A banda Junção Cósmica começou em 2016 com a formação sendo composta pelo Reginaldo Simoncélio (vocal), Andres Bernardi (guitarra e baixo), Flávio (guitarra e baixo), Luis Guilherme (bateria) e Arthur Souza (Teclado, guitarra e baixo). Sua gênese foi a partir do união entre as bandas Vrép! e O Bando do Mato. Ambas compunham o cenário da música alternativa de Cáceres-MT.

Suas apresentações eram realizadas no Sarau da Figueira Cultural e no Bugrestock ambos eventos realizados em Cáceres. Em 2016, participou do Festival Internacional de Pesca de Cáceres e também, da Feira do Vinil em Cuiabá. Integrando o cenário mato-grossense da época que contava com bandas como Cinema de Pedra (Cuiabá), O Mormaço Severino (Cáceres), Macacos do Brejo (Cáceres), Augusto Krebs (Cuiabá) entre outros.

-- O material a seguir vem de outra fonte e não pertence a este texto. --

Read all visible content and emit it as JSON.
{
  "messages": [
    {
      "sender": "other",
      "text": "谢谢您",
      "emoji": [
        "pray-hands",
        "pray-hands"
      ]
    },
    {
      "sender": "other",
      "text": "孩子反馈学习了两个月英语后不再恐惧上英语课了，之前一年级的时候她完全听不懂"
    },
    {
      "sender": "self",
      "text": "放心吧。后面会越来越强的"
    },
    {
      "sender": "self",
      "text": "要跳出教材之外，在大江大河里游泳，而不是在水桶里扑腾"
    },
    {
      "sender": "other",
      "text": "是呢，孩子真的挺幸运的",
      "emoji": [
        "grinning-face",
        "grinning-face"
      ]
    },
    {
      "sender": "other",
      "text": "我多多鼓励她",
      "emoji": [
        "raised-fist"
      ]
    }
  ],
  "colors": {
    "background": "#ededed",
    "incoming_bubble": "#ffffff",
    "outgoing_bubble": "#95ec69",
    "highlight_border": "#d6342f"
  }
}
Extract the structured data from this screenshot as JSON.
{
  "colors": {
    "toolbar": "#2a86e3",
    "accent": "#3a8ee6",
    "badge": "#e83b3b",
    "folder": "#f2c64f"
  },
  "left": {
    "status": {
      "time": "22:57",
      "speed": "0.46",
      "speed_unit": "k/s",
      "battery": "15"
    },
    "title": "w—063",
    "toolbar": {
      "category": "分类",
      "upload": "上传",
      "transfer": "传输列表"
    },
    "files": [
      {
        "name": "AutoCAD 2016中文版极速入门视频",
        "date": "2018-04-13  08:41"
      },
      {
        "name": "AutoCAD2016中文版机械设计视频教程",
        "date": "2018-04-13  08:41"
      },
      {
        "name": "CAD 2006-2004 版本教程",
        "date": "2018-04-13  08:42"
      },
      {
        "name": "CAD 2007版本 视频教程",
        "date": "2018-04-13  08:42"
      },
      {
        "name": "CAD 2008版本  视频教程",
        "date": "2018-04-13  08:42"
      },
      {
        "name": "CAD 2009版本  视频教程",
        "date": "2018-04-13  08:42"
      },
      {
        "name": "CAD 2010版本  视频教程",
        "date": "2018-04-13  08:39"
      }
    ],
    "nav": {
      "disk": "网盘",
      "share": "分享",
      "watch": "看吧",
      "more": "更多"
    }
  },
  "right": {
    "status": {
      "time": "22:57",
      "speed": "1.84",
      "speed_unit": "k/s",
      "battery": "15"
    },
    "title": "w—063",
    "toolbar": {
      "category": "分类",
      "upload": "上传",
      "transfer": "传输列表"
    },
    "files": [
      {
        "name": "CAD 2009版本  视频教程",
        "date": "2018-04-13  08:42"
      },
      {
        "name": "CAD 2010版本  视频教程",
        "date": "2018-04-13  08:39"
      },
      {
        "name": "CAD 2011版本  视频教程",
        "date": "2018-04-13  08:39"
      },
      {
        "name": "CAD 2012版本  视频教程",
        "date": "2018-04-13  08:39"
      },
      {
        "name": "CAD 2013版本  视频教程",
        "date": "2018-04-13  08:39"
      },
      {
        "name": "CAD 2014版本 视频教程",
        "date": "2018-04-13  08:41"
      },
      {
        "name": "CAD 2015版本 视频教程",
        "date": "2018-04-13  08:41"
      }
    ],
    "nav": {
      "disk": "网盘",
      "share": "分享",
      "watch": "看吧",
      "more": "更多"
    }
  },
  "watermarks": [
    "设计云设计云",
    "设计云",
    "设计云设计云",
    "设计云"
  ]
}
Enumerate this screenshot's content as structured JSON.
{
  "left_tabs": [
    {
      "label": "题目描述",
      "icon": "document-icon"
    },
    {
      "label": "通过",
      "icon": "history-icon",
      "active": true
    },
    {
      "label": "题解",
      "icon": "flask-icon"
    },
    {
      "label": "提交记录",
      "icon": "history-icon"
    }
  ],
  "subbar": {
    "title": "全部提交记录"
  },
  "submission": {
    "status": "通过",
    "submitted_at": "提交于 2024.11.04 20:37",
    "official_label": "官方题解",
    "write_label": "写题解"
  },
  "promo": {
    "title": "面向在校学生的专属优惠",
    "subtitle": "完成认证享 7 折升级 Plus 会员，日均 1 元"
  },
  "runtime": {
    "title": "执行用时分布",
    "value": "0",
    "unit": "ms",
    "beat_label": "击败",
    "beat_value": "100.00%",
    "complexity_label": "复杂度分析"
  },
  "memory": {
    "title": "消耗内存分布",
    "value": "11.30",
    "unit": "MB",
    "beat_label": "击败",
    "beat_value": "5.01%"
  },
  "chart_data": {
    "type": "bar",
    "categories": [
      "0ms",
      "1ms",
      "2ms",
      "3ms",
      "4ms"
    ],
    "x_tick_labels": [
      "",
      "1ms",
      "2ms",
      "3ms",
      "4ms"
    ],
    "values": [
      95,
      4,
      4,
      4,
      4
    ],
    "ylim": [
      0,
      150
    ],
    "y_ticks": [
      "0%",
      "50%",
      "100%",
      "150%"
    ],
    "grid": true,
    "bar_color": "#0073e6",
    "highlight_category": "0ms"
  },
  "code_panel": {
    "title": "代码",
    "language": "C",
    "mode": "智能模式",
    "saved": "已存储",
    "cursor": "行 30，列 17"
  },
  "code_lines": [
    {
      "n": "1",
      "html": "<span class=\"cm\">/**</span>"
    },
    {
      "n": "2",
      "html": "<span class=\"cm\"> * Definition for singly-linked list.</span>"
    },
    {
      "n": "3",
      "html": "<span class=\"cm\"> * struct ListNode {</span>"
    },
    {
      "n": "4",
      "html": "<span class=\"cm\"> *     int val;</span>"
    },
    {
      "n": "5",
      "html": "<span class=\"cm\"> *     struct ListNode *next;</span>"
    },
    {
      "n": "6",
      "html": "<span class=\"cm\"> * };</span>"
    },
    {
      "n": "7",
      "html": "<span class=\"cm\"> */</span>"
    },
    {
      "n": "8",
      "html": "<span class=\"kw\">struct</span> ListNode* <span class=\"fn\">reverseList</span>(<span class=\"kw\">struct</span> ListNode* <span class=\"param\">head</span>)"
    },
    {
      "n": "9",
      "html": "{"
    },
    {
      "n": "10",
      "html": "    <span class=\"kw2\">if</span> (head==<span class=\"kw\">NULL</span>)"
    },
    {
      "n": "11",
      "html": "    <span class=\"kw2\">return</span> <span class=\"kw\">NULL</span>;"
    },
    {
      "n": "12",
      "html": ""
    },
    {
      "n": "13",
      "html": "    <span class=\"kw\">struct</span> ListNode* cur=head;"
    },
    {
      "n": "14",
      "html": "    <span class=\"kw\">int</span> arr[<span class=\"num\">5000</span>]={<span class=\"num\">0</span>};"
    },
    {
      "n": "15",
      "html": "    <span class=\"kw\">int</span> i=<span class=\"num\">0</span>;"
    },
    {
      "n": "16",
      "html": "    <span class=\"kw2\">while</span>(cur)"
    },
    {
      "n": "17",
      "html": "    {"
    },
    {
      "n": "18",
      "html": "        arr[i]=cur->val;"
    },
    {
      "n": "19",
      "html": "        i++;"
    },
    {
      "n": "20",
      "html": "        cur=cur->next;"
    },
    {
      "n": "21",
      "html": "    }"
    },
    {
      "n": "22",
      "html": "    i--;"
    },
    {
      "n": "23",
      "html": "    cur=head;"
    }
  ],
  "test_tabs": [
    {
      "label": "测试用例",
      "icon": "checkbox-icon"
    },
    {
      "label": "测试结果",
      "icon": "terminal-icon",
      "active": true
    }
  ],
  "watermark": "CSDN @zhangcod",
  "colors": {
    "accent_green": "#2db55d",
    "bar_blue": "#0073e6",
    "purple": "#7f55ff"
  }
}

No ano de 2017 houve troca de integrantes com a saída do Luis Guilherme entra Giovanni Gottardi (músico influente no cenário local da música alternativa de Cáceres), logo após Gustavo Luperini entrou em seu lugar por ter mais disponibilidade de tempo para ensaios. Nesse período Arthur Souza se desliga da banda. Agora em formato quarteto, a banda realiza apresentações com mais distorções e peso nos riff`s, mantendo a pegada de soul e jazz fusion que Gustavo Luperini possuía na sua criação na bateria.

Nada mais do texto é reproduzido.